(From Philippine Daily Inquirer)
Additional services, a keen knowledge of chemistry and marketing has propelled Suds to become a preferred franchise model
With an average of eight out of 10 customers returning to do repeat business, the laundry service franchise is gaining recognition as an enterprise built for the long term, notes Caloy Hanzyl Ang, founder and franchise director of Suds Laundry and Dry Clean Services.
“Once you have satisfied a customer through consistent service levels, he is likely to return again and again,” Ang notes. “He will leave only if he is dissatisfied enough to go through the trouble of testing another laundry service.”
Now serving a customer base of approximately 80,000 that returns week after week to the four company-owned stores and 14 franchises, Ang and wife Charmaine, Suds operations manager, have set plans to grow the laundry service into a nationwide brand. For now, the business which the couple started in Dasmariñas, Cavite, in 2003 to service the needs of professionals working in the nearby export industrial zones has branched out to Quezon City, Makati and Parañaque.
Considering that a typical Suds client, who works in an office, sends off five kilos of clothes a week for washing and pays P35 a kilo, franchisees have been attracted to the business.
Like the Angs, they are optimistic because their market of “time-challenged” young families that have both husband and wife in the work force is growing. Just about a decade ago, these early nesters would have most probably lived with either the man’s or the woman’s family and enjoyed having their laundry done by a family member, a household helper or a daily wage earner.

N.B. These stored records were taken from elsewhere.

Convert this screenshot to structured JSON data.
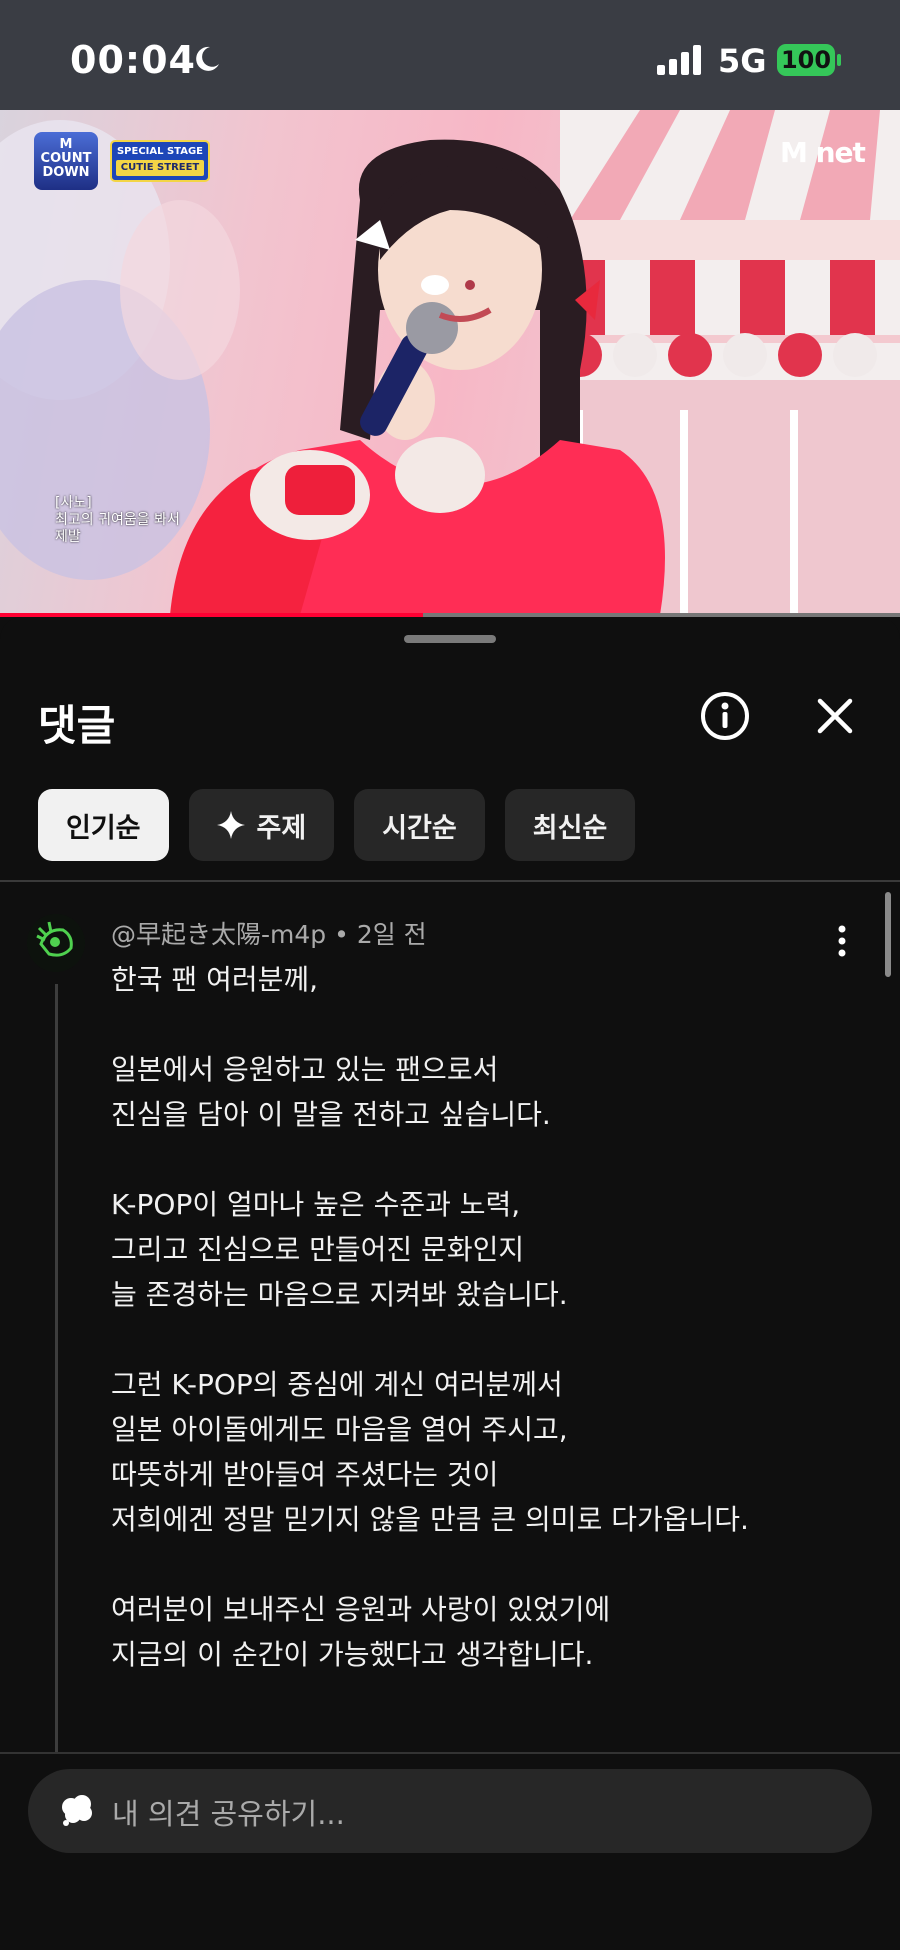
{
  "status_bar": {
    "time": "00:04",
    "network": "5G",
    "battery": "100"
  },
  "video": {
    "logo_count_down": "M COUNT DOWN",
    "special_stage": "SPECIAL STAGE",
    "special_stage_name": "CUTIE STREET",
    "channel_logo": "M net",
    "caption_lines": [
      "[사노]",
      "최고의 귀여움을 봐서",
      "제발"
    ],
    "progress": 0.47
  },
  "sheet": {
    "title": "댓글",
    "chips": [
      {
        "label": "인기순",
        "active": true
      },
      {
        "label": "주제",
        "icon": "sparkle-icon"
      },
      {
        "label": "시간순"
      },
      {
        "label": "최신순"
      }
    ]
  },
  "comment": {
    "author": "@早起き太陽-m4p",
    "time": "2일 전",
    "paragraphs": [
      [
        "한국 팬 여러분께,"
      ],
      [
        "일본에서 응원하고 있는 팬으로서",
        "진심을 담아 이 말을 전하고 싶습니다."
      ],
      [
        "K-POP이 얼마나 높은 수준과 노력,",
        "그리고 진심으로 만들어진 문화인지",
        "늘 존경하는 마음으로 지켜봐 왔습니다."
      ],
      [
        "그런 K-POP의 중심에 계신 여러분께서",
        "일본 아이돌에게도 마음을 열어 주시고,",
        "따뜻하게 받아들여 주셨다는 것이",
        "저희에겐 정말 믿기지 않을 만큼 큰 의미로 다가옵니다."
      ],
      [
        "여러분이 보내주신 응원과 사랑이 있었기에",
        "지금의 이 순간이 가능했다고 생각합니다."
      ]
    ]
  },
  "input": {
    "placeholder": "내 의견 공유하기..."
  }
}
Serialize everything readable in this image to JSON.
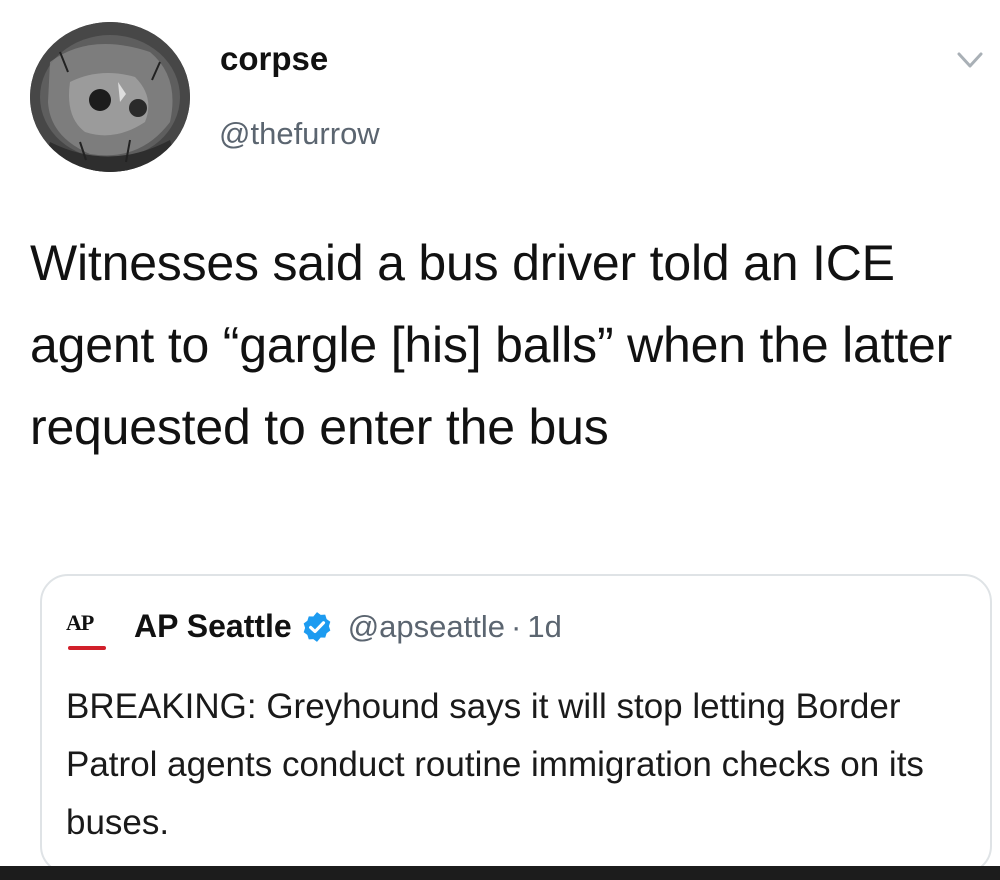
{
  "author": {
    "display_name": "corpse",
    "handle": "@thefurrow"
  },
  "tweet": {
    "text": "Witnesses said a bus driver told an ICE agent to “gargle [his] balls” when the latter requested to enter the bus"
  },
  "quoted_tweet": {
    "logo_text": "AP",
    "display_name": "AP Seattle",
    "handle": "@apseattle",
    "separator": "·",
    "time": "1d",
    "text": "BREAKING: Greyhound says it will stop letting Border Patrol agents conduct routine immigration checks on its buses."
  },
  "icons": {
    "menu": "chevron-down-icon",
    "verified": "verified-badge-icon"
  },
  "colors": {
    "verified_blue": "#1d9bf0",
    "ap_red": "#d11f2a",
    "secondary_text": "#5b6570"
  }
}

But with the proliferation of affordable condominium units sprouting all over Metro Manila and mid-income homes in the outskirts of the metropolis, they now can live on their own. As of mid-2012, a Jones Lang LaSalle study projected that 137,000 residential units from the P1.5 to P6 million price range would be coming up from 2012 up to 2016. Most of the occupants of these units would not have the time, energy, space or a combination of any two or three of the aforementioned for laundry.
Caloy recalls that he was also once himself a harried professional employed with Intel in Cavite as a reliability engineer. Still single at the time, he remembers the exact day he decided to get into the business of washing other people’s clothes. It was raining, he was on foot and in a hurry to get his duffel bag of 20 kilos of soiled clothes laundered in the neighborhood. He realized that the laundry service that would go through the trouble of picking up its clients’ weekly washing—and on top of that offer them reliability and professionalism—would easily outdo all existing mom-and-pop laundry shops.

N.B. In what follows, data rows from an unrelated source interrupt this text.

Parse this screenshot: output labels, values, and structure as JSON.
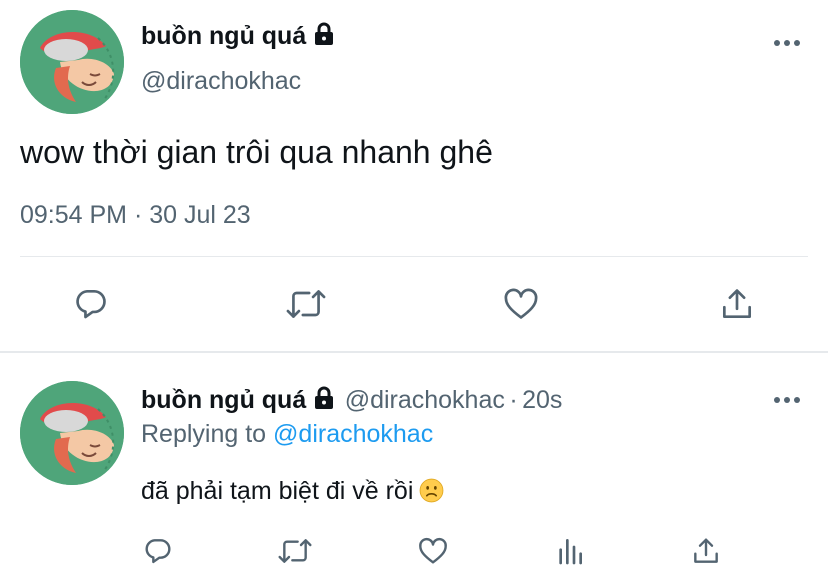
{
  "main_tweet": {
    "display_name": "buồn ngủ quá",
    "username": "@dirachokhac",
    "text": "wow thời gian trôi qua nhanh ghê",
    "time": "09:54 PM",
    "separator": "·",
    "date": "30 Jul 23",
    "icons": [
      "lock-icon",
      "more-icon",
      "reply-icon",
      "retweet-icon",
      "like-icon",
      "share-icon"
    ]
  },
  "reply_tweet": {
    "display_name": "buồn ngủ quá",
    "username": "@dirachokhac",
    "separator": "·",
    "age": "20s",
    "replying_prefix": "Replying to",
    "replying_to": "@dirachokhac",
    "text": "đã phải tạm biệt đi về rồi",
    "emoji": "slightly-frowning-face",
    "icons": [
      "lock-icon",
      "more-icon",
      "reply-icon",
      "retweet-icon",
      "like-icon",
      "analytics-icon",
      "share-icon"
    ]
  },
  "colors": {
    "text_primary": "#0f1419",
    "text_secondary": "#536471",
    "link": "#1d9bf0",
    "divider": "#e6e9ec",
    "avatar_bg": "#4fa57a"
  }
}
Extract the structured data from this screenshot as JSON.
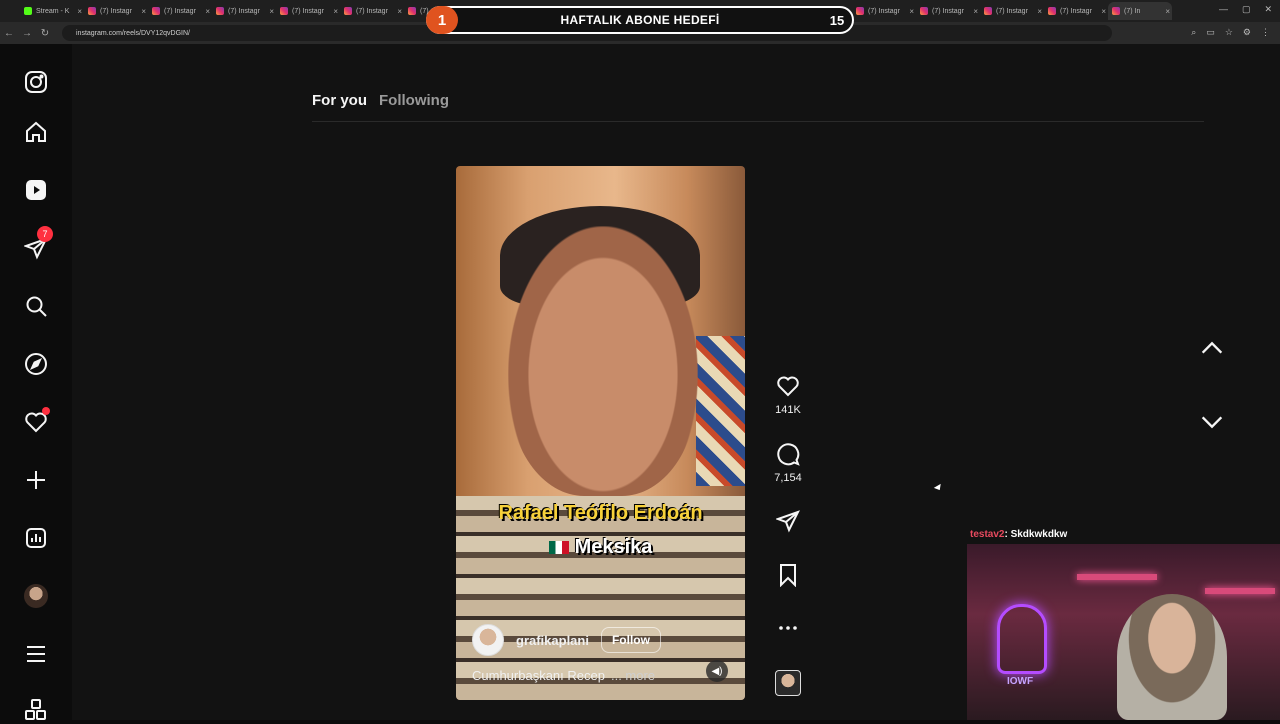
{
  "browser": {
    "tabs": [
      {
        "label": "Stream - K",
        "icon": "kick-icon",
        "active": false
      },
      {
        "label": "(7) Instagr",
        "icon": "instagram-icon",
        "active": false
      },
      {
        "label": "(7) Instagr",
        "icon": "instagram-icon",
        "active": false
      },
      {
        "label": "(7) Instagr",
        "icon": "instagram-icon",
        "active": false
      },
      {
        "label": "(7) Instagr",
        "icon": "instagram-icon",
        "active": false
      },
      {
        "label": "(7) Instagr",
        "icon": "instagram-icon",
        "active": false
      },
      {
        "label": "(7)",
        "icon": "instagram-icon",
        "active": false
      },
      {
        "label": "(7) Instagr",
        "icon": "instagram-icon",
        "active": false
      },
      {
        "label": "(7) Instagr",
        "icon": "instagram-icon",
        "active": false
      },
      {
        "label": "(7) Instagr",
        "icon": "instagram-icon",
        "active": false
      },
      {
        "label": "(7) Instagr",
        "icon": "instagram-icon",
        "active": false
      },
      {
        "label": "(7) Instagr",
        "icon": "instagram-icon",
        "active": false
      },
      {
        "label": "(7) Instagr",
        "icon": "instagram-icon",
        "active": false
      },
      {
        "label": "(7) Instagr",
        "icon": "instagram-icon",
        "active": false
      },
      {
        "label": "(7) Instagr",
        "icon": "instagram-icon",
        "active": false
      },
      {
        "label": "(7) Instagr",
        "icon": "instagram-icon",
        "active": false
      },
      {
        "label": "(7) Instagr",
        "icon": "instagram-icon",
        "active": false
      },
      {
        "label": "(7) In",
        "icon": "instagram-icon",
        "active": true
      }
    ],
    "url": "instagram.com/reels/DVY12qvDGIN/"
  },
  "overlay": {
    "goal_current": "1",
    "goal_title": "HAFTALIK ABONE HEDEFİ",
    "goal_target": "15"
  },
  "sidebar": {
    "notifications_badge": "7",
    "items": [
      "instagram-logo-icon",
      "home-icon",
      "reels-icon",
      "messages-icon",
      "search-icon",
      "explore-icon",
      "notifications-icon",
      "create-icon",
      "dashboard-icon",
      "profile-avatar",
      "menu-icon",
      "more-apps-icon"
    ]
  },
  "feed": {
    "tab_for_you": "For you",
    "tab_following": "Following"
  },
  "reel": {
    "caption_name": "Rafael Teófilo Erdoán",
    "caption_country": "Meksika",
    "username": "grafikaplani",
    "follow_label": "Follow",
    "description": "Cumhurbaşkanı Recep",
    "more_label": "... more"
  },
  "actions": {
    "likes": "141K",
    "comments": "7,154"
  },
  "webcam": {
    "chat_user": "testav2",
    "chat_message": ": Skdkwkdkw",
    "neon_text": "IOWF"
  },
  "colors": {
    "instagram_bg": "#121212",
    "badge_red": "#ff3040",
    "caption_yellow": "#f7d13a",
    "overlay_orange": "#e0531f"
  }
}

Still single but already in a relationship with Charmaine, he hatched the nucleus of a business plan that night and convinced her to resign to run their store to be named Suds. They attended seminars on the business, borrowed from relatives and in a few months’ time, they had their first store.
They had a logo and interiors that made use of the fun color orange—not the usual blue. “We wanted it to be different. We hid the machines and put in air-conditioning. I sold my car and exchanged it for a multi-cab so I could pick up laundry after work.” Moreover, the pair found out through research that customers were particular about the smell of their clothes and the availability of parking. But even after they had opened and put in all improvements, they still did not earn enough to pay the rent.
They panicked and realized the urgency of marketing to their micro market. A combination of flyers, a promo offering a discount and a banner screaming out the special offer in conjunction with the onset of rainy season finally brought in the volume of customers they had targeted. They have since added a rewards system to loyal customers tracked by a proprietary computer program that is part of the POS (Point of Sales) machine in each Suds store.
They also focused on running the business more efficiently by “getting their chemistry right.” Among their first lessons in the subject was selecting a detergent with more active ingredients than fillers since it is the latter that gets the cleaning done. Their growing expertise in the area eventually brought them to the practice of using four different types of detergent—three of them liquid to be used for delicate, premium and regular-wear clothes. Powder is used only for bulky items that need heavy-duty cleaning such as seat covers and towels slathered with oil and lotion.
With the intensity of geeks challenged by a science problem, the Angs went into franchising in 2008 with the goal of finding a royalty program that would work for both franchisee and franchisor and push the business further forward. They developed the “ladderized” royalty system wherein no royalty is paid to Suds during the startup period and with royalty increasing as a franchisee’s revenues increase. Better yet, the royalty decreases once the franchisee gets past a revenue milestone.
“Our growth depends on the growth of our franchisees,” Caloy notes. The Angs have further redefined the laundry business by putting up a plant that specializes in dry cleaning and bulk items such as the scores of towels used by spas and beauty parlors. Suds encourages its franchisees to look for the institutional users in their area and to pass on the washing and dry cleaning to their main plant in exchange for a marketing fee. “This way, our franchisees earn from the business of both retail and commercial clients,” Caloy says.
He discourages the thinking that owning a franchise is like running a remote control car. He declares: “The involvement of the owner in any business is critical. Our advantage is that we have already set up and tested the systems they need to remain profitable and keep on growing.”